Anyway, the millipedes were all black and twisted together, you should have seen them untwist when the fire hit them. Even a match under them and they let go each other as if the next one was the cause of the heat. I got a lot of satisfaction watching that. It goes to show they didn’t cling tighter together when their D-day came; they dropped each other quick smart, just like people.
I must have been young then. Do you know I went to a special opportunity class the last two years of primary school? It used to be called special classes, then opportunity classes, but just to make sure, people used both words and made it special opportunity classes. There I was, sixteen and three-quarter years of age, dozing off in clink at Parramatta station, thinking about Artarmon school and millipedes. It doesn’t make you think—I won’t say that—but it’s a funny thought to have and it could give you a bit of a laugh, if you felt like laughing. We had a teacher and one day when we were singing scales this teacher came round listening to us, jabbering that he could hear one voice clear as a bell.
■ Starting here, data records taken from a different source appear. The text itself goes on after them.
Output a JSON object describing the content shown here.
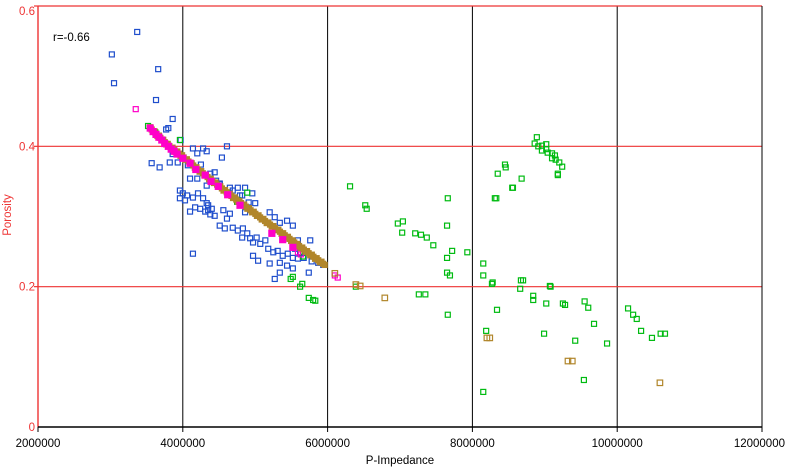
{
  "chart_data": {
    "type": "scatter",
    "title": "",
    "annotation": "r=-0.66",
    "xlabel": "P-Impedance",
    "ylabel": "Porosity",
    "xlim": [
      2000000,
      12000000
    ],
    "ylim": [
      0,
      0.6
    ],
    "grid": true,
    "legend_position": "none",
    "x_ticks": [
      2000000,
      4000000,
      6000000,
      8000000,
      10000000,
      12000000
    ],
    "x_tick_labels": [
      "2000000",
      "4000000",
      "6000000",
      "8000000",
      "10000000",
      "12000000"
    ],
    "y_ticks": [
      0,
      0.2,
      0.4,
      0.6
    ],
    "y_tick_labels": [
      "0",
      "0.2",
      "0.4",
      "0.6"
    ],
    "colors": {
      "x_grid": "#000000",
      "y_grid": "#ee3333",
      "y_axis_text": "#ee3333",
      "x_axis_text": "#000000",
      "annotation_text": "#000000",
      "blue_series": "#1f4ecc",
      "green_series": "#00bb11",
      "magenta_series": "#ff00c8",
      "trend_series": "#b1862b"
    },
    "series": [
      {
        "name": "blue-points",
        "marker": "open-square",
        "color": "#1f4ecc",
        "points": [
          [
            3370000,
            0.563
          ],
          [
            3020000,
            0.531
          ],
          [
            3660000,
            0.51
          ],
          [
            3050000,
            0.49
          ],
          [
            3630000,
            0.466
          ],
          [
            3860000,
            0.439
          ],
          [
            3800000,
            0.426
          ],
          [
            3770000,
            0.424
          ],
          [
            3970000,
            0.409
          ],
          [
            4140000,
            0.397
          ],
          [
            4280000,
            0.397
          ],
          [
            3860000,
            0.389
          ],
          [
            3990000,
            0.384
          ],
          [
            4200000,
            0.39
          ],
          [
            4330000,
            0.393
          ],
          [
            4540000,
            0.384
          ],
          [
            4610000,
            0.4
          ],
          [
            3570000,
            0.376
          ],
          [
            3680000,
            0.37
          ],
          [
            3820000,
            0.377
          ],
          [
            3930000,
            0.377
          ],
          [
            4070000,
            0.373
          ],
          [
            4250000,
            0.374
          ],
          [
            4380000,
            0.361
          ],
          [
            4440000,
            0.363
          ],
          [
            4460000,
            0.351
          ],
          [
            4510000,
            0.346
          ],
          [
            4650000,
            0.341
          ],
          [
            4690000,
            0.337
          ],
          [
            4760000,
            0.341
          ],
          [
            4790000,
            0.33
          ],
          [
            4100000,
            0.354
          ],
          [
            4200000,
            0.354
          ],
          [
            4510000,
            0.347
          ],
          [
            4860000,
            0.341
          ],
          [
            4820000,
            0.33
          ],
          [
            4960000,
            0.333
          ],
          [
            3960000,
            0.337
          ],
          [
            4000000,
            0.333
          ],
          [
            4060000,
            0.33
          ],
          [
            3960000,
            0.326
          ],
          [
            4030000,
            0.323
          ],
          [
            4170000,
            0.313
          ],
          [
            4240000,
            0.311
          ],
          [
            4100000,
            0.307
          ],
          [
            4350000,
            0.316
          ],
          [
            4310000,
            0.307
          ],
          [
            4380000,
            0.303
          ],
          [
            4440000,
            0.301
          ],
          [
            4560000,
            0.309
          ],
          [
            4650000,
            0.304
          ],
          [
            4610000,
            0.297
          ],
          [
            4510000,
            0.287
          ],
          [
            4580000,
            0.283
          ],
          [
            4690000,
            0.284
          ],
          [
            4760000,
            0.28
          ],
          [
            4830000,
            0.283
          ],
          [
            4890000,
            0.276
          ],
          [
            4820000,
            0.27
          ],
          [
            4930000,
            0.269
          ],
          [
            5020000,
            0.27
          ],
          [
            4970000,
            0.263
          ],
          [
            5070000,
            0.261
          ],
          [
            5140000,
            0.266
          ],
          [
            5200000,
            0.306
          ],
          [
            5270000,
            0.299
          ],
          [
            5340000,
            0.291
          ],
          [
            5440000,
            0.294
          ],
          [
            5520000,
            0.287
          ],
          [
            5180000,
            0.254
          ],
          [
            5250000,
            0.249
          ],
          [
            5310000,
            0.251
          ],
          [
            5380000,
            0.244
          ],
          [
            5450000,
            0.247
          ],
          [
            5520000,
            0.241
          ],
          [
            5340000,
            0.234
          ],
          [
            5440000,
            0.23
          ],
          [
            5520000,
            0.226
          ],
          [
            4140000,
            0.247
          ],
          [
            4970000,
            0.244
          ],
          [
            5040000,
            0.237
          ],
          [
            5200000,
            0.233
          ],
          [
            5340000,
            0.22
          ],
          [
            5590000,
            0.266
          ],
          [
            5760000,
            0.266
          ],
          [
            5550000,
            0.254
          ],
          [
            5620000,
            0.249
          ],
          [
            5670000,
            0.241
          ],
          [
            5590000,
            0.24
          ],
          [
            5780000,
            0.236
          ],
          [
            5870000,
            0.234
          ],
          [
            5940000,
            0.231
          ],
          [
            5740000,
            0.22
          ],
          [
            4860000,
            0.306
          ],
          [
            4910000,
            0.32
          ],
          [
            5000000,
            0.319
          ],
          [
            4330000,
            0.344
          ],
          [
            4280000,
            0.326
          ],
          [
            4210000,
            0.333
          ],
          [
            4140000,
            0.327
          ],
          [
            4330000,
            0.319
          ],
          [
            4400000,
            0.311
          ],
          [
            4350000,
            0.309
          ],
          [
            5270000,
            0.211
          ]
        ]
      },
      {
        "name": "green-points",
        "marker": "open-square",
        "color": "#00bb11",
        "points": [
          [
            3520000,
            0.429
          ],
          [
            3620000,
            0.42
          ],
          [
            3960000,
            0.409
          ],
          [
            4750000,
            0.321
          ],
          [
            4890000,
            0.334
          ],
          [
            4760000,
            0.323
          ],
          [
            5660000,
            0.243
          ],
          [
            5490000,
            0.211
          ],
          [
            5520000,
            0.214
          ],
          [
            5650000,
            0.204
          ],
          [
            5740000,
            0.184
          ],
          [
            5800000,
            0.181
          ],
          [
            5830000,
            0.18
          ],
          [
            5620000,
            0.2
          ],
          [
            6310000,
            0.343
          ],
          [
            6520000,
            0.316
          ],
          [
            6540000,
            0.311
          ],
          [
            6970000,
            0.29
          ],
          [
            7040000,
            0.293
          ],
          [
            7030000,
            0.277
          ],
          [
            7210000,
            0.276
          ],
          [
            7290000,
            0.274
          ],
          [
            7370000,
            0.27
          ],
          [
            7460000,
            0.259
          ],
          [
            7660000,
            0.326
          ],
          [
            7650000,
            0.287
          ],
          [
            7720000,
            0.251
          ],
          [
            7930000,
            0.249
          ],
          [
            7650000,
            0.241
          ],
          [
            7650000,
            0.22
          ],
          [
            8150000,
            0.233
          ],
          [
            8150000,
            0.216
          ],
          [
            8280000,
            0.206
          ],
          [
            8330000,
            0.326
          ],
          [
            8460000,
            0.37
          ],
          [
            8550000,
            0.341
          ],
          [
            8680000,
            0.354
          ],
          [
            9180000,
            0.359
          ],
          [
            8670000,
            0.209
          ],
          [
            8840000,
            0.187
          ],
          [
            9070000,
            0.201
          ],
          [
            9250000,
            0.176
          ],
          [
            7260000,
            0.189
          ],
          [
            7350000,
            0.189
          ],
          [
            7660000,
            0.16
          ],
          [
            7690000,
            0.216
          ],
          [
            8270000,
            0.204
          ],
          [
            8700000,
            0.209
          ],
          [
            8660000,
            0.197
          ],
          [
            9080000,
            0.2
          ],
          [
            8840000,
            0.181
          ],
          [
            9020000,
            0.176
          ],
          [
            9280000,
            0.174
          ],
          [
            9550000,
            0.179
          ],
          [
            9600000,
            0.17
          ],
          [
            8340000,
            0.167
          ],
          [
            8190000,
            0.137
          ],
          [
            9680000,
            0.147
          ],
          [
            8990000,
            0.133
          ],
          [
            9420000,
            0.123
          ],
          [
            9860000,
            0.119
          ],
          [
            9540000,
            0.067
          ],
          [
            8150000,
            0.05
          ],
          [
            10150000,
            0.169
          ],
          [
            10220000,
            0.16
          ],
          [
            10270000,
            0.154
          ],
          [
            10330000,
            0.137
          ],
          [
            10480000,
            0.127
          ],
          [
            10600000,
            0.133
          ],
          [
            10660000,
            0.133
          ],
          [
            8890000,
            0.413
          ],
          [
            8860000,
            0.404
          ],
          [
            8910000,
            0.4
          ],
          [
            8960000,
            0.401
          ],
          [
            9020000,
            0.403
          ],
          [
            8960000,
            0.394
          ],
          [
            9020000,
            0.396
          ],
          [
            9040000,
            0.391
          ],
          [
            9100000,
            0.39
          ],
          [
            9140000,
            0.387
          ],
          [
            9100000,
            0.383
          ],
          [
            9150000,
            0.381
          ],
          [
            9200000,
            0.377
          ],
          [
            9240000,
            0.371
          ],
          [
            9180000,
            0.361
          ],
          [
            8450000,
            0.374
          ],
          [
            8350000,
            0.361
          ],
          [
            8560000,
            0.341
          ],
          [
            8310000,
            0.326
          ],
          [
            6390000,
            0.2
          ]
        ]
      },
      {
        "name": "magenta-scatter",
        "marker": "open-square",
        "color": "#ff00c8",
        "points": [
          [
            3350000,
            0.453
          ],
          [
            5590000,
            0.249
          ],
          [
            5630000,
            0.246
          ],
          [
            6100000,
            0.216
          ],
          [
            6140000,
            0.213
          ]
        ]
      },
      {
        "name": "trend-band",
        "marker": "filled-square",
        "color": "#b1862b",
        "render": "dense-band",
        "vertices": [
          [
            3550000,
            0.426
          ],
          [
            3770000,
            0.404
          ],
          [
            3990000,
            0.386
          ],
          [
            4210000,
            0.367
          ],
          [
            4430000,
            0.349
          ],
          [
            4650000,
            0.331
          ],
          [
            4870000,
            0.314
          ],
          [
            5090000,
            0.297
          ],
          [
            5320000,
            0.28
          ],
          [
            5540000,
            0.263
          ],
          [
            5760000,
            0.246
          ],
          [
            5960000,
            0.231
          ]
        ]
      },
      {
        "name": "trend-tail",
        "marker": "open-square",
        "color": "#b1862b",
        "points": [
          [
            6100000,
            0.219
          ],
          [
            6390000,
            0.203
          ],
          [
            6450000,
            0.201
          ],
          [
            6790000,
            0.184
          ],
          [
            8200000,
            0.127
          ],
          [
            8240000,
            0.127
          ],
          [
            9320000,
            0.094
          ],
          [
            9380000,
            0.094
          ],
          [
            10590000,
            0.063
          ]
        ]
      },
      {
        "name": "magenta-band",
        "marker": "filled-square",
        "color": "#ff00c8",
        "points": [
          [
            3550000,
            0.426
          ],
          [
            3590000,
            0.421
          ],
          [
            3630000,
            0.417
          ],
          [
            3670000,
            0.413
          ],
          [
            3710000,
            0.409
          ],
          [
            3750000,
            0.404
          ],
          [
            3800000,
            0.4
          ],
          [
            3840000,
            0.396
          ],
          [
            3880000,
            0.393
          ],
          [
            3920000,
            0.389
          ],
          [
            4000000,
            0.383
          ],
          [
            4100000,
            0.376
          ],
          [
            4180000,
            0.367
          ],
          [
            4310000,
            0.359
          ],
          [
            4390000,
            0.35
          ],
          [
            4490000,
            0.343
          ],
          [
            4620000,
            0.331
          ],
          [
            4790000,
            0.316
          ],
          [
            5230000,
            0.276
          ],
          [
            5380000,
            0.267
          ],
          [
            5520000,
            0.256
          ]
        ]
      }
    ]
  }
}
Clear as a bell, he kept saying it. You guessed it. Me. No bull, either. Old Mister Hocking certainly embarrassed me that day. I could have stopped, I suppose, but so what? Why shouldn’t I feel what it’s like to have someone get excited over me? After all, I was the only one that had the teacher help him buy bo
oks. My old man was doing pick and shovel then and there were plenty of us and we all ate like dogs. And I was the only one had to wear sandshoes in the winter, without socks. Socks wear out, and sandshoes were cheap. I had to give the books back, of course, but it was pretty decent of him. Them, I mean. We had another teacher, too. Pryce with a y and a long nose. He must have thought we were a lot of louses. We wouldn’t have made jokes about the nose, or anything. Everyone has something stupid about them. I nearly said about him, but women are in this as well as those finished off with spouts.
These are the sort of things I used to turn over in my head at odd times, like the old blokes you used to see hanging around when you went to have a game of football. They’d always want to predict which of us could run, or play a good game, but they were never right. They picked the ones with thick legs as the runners, when they were second-rowers, and the tough looking ones as the tough ones, when they were just beat up. The kids with the flattest noses are the ones that dodge the fewest punches.